In Riyadh’s close-to-completed King Abdullah Financial District, for example, incentives include a 50-year corporate tax waiver, a 10-year exemption from the country’s policy of Saudisation under which jobs must be reserved for Saudi nationals, as well as ‘preferential’ treatment in government contracts.
Saudi’s powerful and potentially provocative announcement has not gone unnoticed by neighbouring countries such as the UAE, which has already announced several major enhancements to its own business ecosystem this year, designed to attract and retain more investment.
Ultimately, though, healthy competition is good news for businesses with ambitions to grow in the region – and for professionals with a shrewd eye for an opportunity.
Jockeying for position
Saudi Arabia boasts the largest population in the Arabian Peninsula (35 million), but only 5% of regional offices are currently headquartered there. Despite having easily the biggest land mass in the MENA region, the country ranks only sixth in terms of GDP per capita in MENA.
The current de-facto economic capital of the Middle East is the United Arab Emirates, a country a fraction the size of Saudi Arabia.
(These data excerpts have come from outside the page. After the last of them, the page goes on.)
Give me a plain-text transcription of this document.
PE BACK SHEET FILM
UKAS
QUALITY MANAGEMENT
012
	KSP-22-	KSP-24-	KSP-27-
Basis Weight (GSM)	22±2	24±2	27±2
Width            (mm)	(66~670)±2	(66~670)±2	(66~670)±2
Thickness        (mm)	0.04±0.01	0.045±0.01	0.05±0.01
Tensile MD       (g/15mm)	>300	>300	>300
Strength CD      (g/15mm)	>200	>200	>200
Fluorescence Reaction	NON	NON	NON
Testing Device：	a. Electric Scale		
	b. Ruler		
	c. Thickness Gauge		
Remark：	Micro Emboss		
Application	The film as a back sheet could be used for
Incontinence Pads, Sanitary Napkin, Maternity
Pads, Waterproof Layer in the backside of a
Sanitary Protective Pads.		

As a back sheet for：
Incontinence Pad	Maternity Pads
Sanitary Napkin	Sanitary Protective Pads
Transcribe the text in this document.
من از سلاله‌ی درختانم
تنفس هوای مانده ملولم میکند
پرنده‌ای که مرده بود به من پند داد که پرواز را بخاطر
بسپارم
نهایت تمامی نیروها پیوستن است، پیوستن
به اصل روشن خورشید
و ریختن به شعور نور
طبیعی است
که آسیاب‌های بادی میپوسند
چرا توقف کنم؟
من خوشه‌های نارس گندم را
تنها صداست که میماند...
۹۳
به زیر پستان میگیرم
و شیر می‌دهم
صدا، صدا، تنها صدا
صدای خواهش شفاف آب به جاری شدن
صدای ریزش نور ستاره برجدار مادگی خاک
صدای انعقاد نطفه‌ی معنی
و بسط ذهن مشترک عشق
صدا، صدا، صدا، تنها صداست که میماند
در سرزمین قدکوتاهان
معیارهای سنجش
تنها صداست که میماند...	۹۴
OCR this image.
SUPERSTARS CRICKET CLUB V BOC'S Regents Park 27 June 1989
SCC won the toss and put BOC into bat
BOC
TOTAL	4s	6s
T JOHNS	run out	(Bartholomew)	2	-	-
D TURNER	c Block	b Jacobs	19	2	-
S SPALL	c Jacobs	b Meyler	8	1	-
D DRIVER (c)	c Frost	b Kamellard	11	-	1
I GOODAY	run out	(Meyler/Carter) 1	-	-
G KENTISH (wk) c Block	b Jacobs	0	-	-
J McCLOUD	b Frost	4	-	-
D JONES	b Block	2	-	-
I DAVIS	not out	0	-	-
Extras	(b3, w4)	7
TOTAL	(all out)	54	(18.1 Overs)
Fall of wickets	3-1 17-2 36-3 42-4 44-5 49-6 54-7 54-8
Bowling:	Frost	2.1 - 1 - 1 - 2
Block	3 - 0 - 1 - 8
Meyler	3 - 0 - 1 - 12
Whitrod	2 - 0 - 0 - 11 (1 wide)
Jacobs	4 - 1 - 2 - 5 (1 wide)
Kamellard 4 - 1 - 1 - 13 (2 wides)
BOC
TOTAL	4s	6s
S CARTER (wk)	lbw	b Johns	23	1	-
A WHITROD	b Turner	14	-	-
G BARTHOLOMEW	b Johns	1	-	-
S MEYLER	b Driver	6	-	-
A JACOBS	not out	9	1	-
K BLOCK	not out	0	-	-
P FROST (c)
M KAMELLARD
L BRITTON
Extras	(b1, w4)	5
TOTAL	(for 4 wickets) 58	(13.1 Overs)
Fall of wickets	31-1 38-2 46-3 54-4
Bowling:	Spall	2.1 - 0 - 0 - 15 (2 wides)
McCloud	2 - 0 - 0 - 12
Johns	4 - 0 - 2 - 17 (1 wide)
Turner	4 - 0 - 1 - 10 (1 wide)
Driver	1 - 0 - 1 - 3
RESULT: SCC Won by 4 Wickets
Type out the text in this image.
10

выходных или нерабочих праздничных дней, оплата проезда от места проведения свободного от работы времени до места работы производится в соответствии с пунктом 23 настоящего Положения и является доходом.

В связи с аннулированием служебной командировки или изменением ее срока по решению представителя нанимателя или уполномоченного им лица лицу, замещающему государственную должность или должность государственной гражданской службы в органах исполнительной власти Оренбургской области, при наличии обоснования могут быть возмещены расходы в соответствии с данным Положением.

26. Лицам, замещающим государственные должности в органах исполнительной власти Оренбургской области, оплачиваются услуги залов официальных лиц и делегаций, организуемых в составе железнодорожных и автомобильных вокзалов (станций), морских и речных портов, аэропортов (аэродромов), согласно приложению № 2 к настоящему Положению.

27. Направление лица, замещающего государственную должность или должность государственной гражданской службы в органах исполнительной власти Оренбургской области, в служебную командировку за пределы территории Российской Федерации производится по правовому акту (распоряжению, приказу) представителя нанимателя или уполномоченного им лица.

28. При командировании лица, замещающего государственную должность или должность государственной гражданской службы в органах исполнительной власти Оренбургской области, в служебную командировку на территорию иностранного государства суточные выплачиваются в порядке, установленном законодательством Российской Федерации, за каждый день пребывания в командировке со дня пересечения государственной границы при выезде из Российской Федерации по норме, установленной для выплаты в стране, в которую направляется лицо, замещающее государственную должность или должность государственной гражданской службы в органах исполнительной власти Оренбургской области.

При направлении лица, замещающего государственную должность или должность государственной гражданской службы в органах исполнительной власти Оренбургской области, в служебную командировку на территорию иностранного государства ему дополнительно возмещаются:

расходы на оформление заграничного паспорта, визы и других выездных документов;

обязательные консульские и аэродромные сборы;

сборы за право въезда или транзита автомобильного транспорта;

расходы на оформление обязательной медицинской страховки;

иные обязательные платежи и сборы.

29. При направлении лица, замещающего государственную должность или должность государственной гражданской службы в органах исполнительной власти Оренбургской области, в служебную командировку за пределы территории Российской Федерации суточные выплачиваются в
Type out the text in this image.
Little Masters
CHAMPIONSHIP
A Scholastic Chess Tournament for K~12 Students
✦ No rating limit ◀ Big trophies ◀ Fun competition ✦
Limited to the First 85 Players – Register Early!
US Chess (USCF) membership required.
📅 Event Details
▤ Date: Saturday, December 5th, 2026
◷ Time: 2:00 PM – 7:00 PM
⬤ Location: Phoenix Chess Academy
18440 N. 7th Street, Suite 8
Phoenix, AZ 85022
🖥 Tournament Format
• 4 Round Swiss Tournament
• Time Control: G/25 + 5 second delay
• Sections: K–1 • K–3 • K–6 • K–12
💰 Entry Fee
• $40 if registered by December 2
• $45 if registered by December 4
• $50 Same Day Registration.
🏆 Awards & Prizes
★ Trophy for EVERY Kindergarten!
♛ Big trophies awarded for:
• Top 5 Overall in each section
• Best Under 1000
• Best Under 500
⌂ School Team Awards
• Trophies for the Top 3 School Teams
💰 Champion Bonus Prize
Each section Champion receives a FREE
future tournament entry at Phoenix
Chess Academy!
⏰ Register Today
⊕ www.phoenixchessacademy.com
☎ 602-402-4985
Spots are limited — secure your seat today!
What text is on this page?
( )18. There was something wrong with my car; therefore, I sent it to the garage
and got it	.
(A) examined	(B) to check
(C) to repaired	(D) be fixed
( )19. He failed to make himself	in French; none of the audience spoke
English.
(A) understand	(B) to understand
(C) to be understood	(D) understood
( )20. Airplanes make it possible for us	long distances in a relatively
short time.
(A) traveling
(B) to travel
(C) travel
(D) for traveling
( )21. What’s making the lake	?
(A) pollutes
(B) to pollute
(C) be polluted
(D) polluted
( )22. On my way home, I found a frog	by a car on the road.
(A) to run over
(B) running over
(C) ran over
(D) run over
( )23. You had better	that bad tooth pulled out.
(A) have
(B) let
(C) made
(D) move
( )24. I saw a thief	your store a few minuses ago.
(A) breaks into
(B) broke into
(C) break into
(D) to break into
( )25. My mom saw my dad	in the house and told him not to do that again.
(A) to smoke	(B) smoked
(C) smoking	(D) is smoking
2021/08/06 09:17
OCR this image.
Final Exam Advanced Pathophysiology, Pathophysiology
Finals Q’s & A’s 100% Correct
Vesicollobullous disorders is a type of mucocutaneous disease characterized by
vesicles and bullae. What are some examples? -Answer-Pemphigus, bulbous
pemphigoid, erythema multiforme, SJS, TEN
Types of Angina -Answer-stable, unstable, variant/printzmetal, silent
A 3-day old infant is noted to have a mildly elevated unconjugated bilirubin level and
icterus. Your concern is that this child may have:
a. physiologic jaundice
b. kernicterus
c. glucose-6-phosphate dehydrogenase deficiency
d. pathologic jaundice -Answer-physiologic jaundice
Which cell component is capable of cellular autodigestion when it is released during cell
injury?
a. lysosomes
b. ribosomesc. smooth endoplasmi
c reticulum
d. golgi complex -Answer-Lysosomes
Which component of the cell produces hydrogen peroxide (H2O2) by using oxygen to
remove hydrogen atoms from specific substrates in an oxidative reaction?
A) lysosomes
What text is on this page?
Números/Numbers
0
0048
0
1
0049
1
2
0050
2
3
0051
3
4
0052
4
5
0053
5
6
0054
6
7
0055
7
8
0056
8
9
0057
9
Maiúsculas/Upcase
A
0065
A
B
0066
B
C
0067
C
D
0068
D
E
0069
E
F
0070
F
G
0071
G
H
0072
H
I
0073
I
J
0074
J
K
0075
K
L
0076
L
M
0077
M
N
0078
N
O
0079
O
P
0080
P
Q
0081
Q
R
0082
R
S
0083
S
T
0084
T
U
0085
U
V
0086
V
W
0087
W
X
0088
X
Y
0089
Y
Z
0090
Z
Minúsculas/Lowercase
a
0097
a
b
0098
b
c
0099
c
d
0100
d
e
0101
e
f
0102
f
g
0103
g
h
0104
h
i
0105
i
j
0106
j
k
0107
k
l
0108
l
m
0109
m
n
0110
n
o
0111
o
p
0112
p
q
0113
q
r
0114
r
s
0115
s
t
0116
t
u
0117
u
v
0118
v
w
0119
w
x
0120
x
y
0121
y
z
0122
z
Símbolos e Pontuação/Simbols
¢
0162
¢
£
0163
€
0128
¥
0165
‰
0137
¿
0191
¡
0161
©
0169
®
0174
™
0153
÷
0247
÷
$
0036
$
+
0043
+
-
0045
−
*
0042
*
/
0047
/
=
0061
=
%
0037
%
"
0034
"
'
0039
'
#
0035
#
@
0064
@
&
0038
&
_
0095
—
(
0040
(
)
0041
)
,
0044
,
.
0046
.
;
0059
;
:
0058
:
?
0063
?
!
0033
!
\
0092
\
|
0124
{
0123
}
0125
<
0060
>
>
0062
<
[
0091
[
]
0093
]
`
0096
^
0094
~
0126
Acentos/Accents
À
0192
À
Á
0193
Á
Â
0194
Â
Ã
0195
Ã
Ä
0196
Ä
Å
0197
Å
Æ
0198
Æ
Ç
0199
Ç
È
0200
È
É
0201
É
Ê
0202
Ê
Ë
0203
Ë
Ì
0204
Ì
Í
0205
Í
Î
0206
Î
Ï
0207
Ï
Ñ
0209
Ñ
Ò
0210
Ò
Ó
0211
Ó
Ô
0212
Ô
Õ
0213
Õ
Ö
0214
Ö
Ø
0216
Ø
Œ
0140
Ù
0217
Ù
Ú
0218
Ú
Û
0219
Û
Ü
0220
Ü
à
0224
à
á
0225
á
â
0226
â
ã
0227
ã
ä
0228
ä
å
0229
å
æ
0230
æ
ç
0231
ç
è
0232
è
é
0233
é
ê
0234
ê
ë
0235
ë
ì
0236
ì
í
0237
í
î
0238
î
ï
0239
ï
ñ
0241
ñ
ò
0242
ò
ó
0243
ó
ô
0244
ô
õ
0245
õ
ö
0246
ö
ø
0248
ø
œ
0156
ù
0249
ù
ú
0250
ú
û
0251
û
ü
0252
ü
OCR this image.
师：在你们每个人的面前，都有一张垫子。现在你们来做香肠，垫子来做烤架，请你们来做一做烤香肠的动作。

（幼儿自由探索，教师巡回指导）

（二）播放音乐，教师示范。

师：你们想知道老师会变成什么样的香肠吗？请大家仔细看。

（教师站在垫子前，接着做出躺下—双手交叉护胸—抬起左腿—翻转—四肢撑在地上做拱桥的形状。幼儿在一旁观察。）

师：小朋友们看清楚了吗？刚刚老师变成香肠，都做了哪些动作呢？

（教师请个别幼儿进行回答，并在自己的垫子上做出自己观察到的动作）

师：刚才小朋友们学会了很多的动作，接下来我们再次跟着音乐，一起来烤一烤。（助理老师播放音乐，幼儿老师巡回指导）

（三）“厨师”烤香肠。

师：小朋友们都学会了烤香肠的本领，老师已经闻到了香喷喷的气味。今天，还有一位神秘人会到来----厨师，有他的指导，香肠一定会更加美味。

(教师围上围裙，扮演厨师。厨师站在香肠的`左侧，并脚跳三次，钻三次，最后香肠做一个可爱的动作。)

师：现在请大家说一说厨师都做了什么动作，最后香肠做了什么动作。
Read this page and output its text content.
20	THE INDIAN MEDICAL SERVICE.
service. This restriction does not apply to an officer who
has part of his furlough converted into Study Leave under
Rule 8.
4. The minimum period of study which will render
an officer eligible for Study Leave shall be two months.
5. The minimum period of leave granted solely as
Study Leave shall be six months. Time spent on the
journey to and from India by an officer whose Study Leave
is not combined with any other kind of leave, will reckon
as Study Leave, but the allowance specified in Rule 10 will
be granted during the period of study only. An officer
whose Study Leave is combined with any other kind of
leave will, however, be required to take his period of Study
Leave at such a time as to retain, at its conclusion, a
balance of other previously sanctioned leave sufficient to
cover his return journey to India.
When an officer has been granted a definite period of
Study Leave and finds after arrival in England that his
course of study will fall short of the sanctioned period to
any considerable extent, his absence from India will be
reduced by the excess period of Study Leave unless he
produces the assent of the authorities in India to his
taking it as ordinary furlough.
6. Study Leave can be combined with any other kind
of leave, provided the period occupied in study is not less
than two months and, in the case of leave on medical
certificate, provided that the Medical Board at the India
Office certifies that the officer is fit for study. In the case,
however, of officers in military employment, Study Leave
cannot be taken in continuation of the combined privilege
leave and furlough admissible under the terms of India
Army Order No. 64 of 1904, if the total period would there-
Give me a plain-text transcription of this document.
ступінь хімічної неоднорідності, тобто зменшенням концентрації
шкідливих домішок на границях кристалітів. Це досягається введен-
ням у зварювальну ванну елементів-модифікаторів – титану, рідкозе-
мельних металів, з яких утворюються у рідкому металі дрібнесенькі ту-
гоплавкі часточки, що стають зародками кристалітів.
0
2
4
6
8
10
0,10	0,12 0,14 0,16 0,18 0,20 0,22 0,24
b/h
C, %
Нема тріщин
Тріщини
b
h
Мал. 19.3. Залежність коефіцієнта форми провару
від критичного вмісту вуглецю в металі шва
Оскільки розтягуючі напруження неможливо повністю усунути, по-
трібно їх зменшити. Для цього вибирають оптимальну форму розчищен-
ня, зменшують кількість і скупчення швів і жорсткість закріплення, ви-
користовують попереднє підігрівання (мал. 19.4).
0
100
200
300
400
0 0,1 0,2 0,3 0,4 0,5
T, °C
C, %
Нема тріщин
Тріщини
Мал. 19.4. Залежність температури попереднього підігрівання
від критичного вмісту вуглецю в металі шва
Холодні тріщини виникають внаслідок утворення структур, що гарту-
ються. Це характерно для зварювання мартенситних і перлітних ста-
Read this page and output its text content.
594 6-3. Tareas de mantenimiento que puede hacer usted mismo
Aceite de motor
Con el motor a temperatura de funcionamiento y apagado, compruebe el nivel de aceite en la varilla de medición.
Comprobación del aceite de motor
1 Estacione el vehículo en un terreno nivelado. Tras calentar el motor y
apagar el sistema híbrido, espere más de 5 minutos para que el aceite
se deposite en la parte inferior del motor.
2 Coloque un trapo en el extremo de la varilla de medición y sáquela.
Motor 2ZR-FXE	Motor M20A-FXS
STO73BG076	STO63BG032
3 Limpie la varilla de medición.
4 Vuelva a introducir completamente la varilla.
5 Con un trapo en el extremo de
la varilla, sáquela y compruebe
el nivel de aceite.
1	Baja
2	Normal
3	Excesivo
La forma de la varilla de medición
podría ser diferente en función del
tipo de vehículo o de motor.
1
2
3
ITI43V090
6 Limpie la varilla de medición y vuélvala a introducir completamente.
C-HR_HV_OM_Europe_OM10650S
The Dubai International Financial Centre, established in 2004, is the leading financial hub for the Middle East, Africa and South Asia (MEASA) – a grouping that covers 72 countries with a nominal GDP of US$7.7 trillion.
However, all that is being challenged, thanks to Saudi Arabia’s Vision 2030, the audacious national master plan that aims to transform the socially conservative kingdom into a futuristic post-oil powerhouse and the region’s key economic, cultural and strategic nerve centre before its vast energy reserves are estimated to dwindle in around 220 years’ time.
It is hoped that Project HQ will create 35,000 jobs for Saudis and boost the national economy by up to SR70bn (US$18.67bn).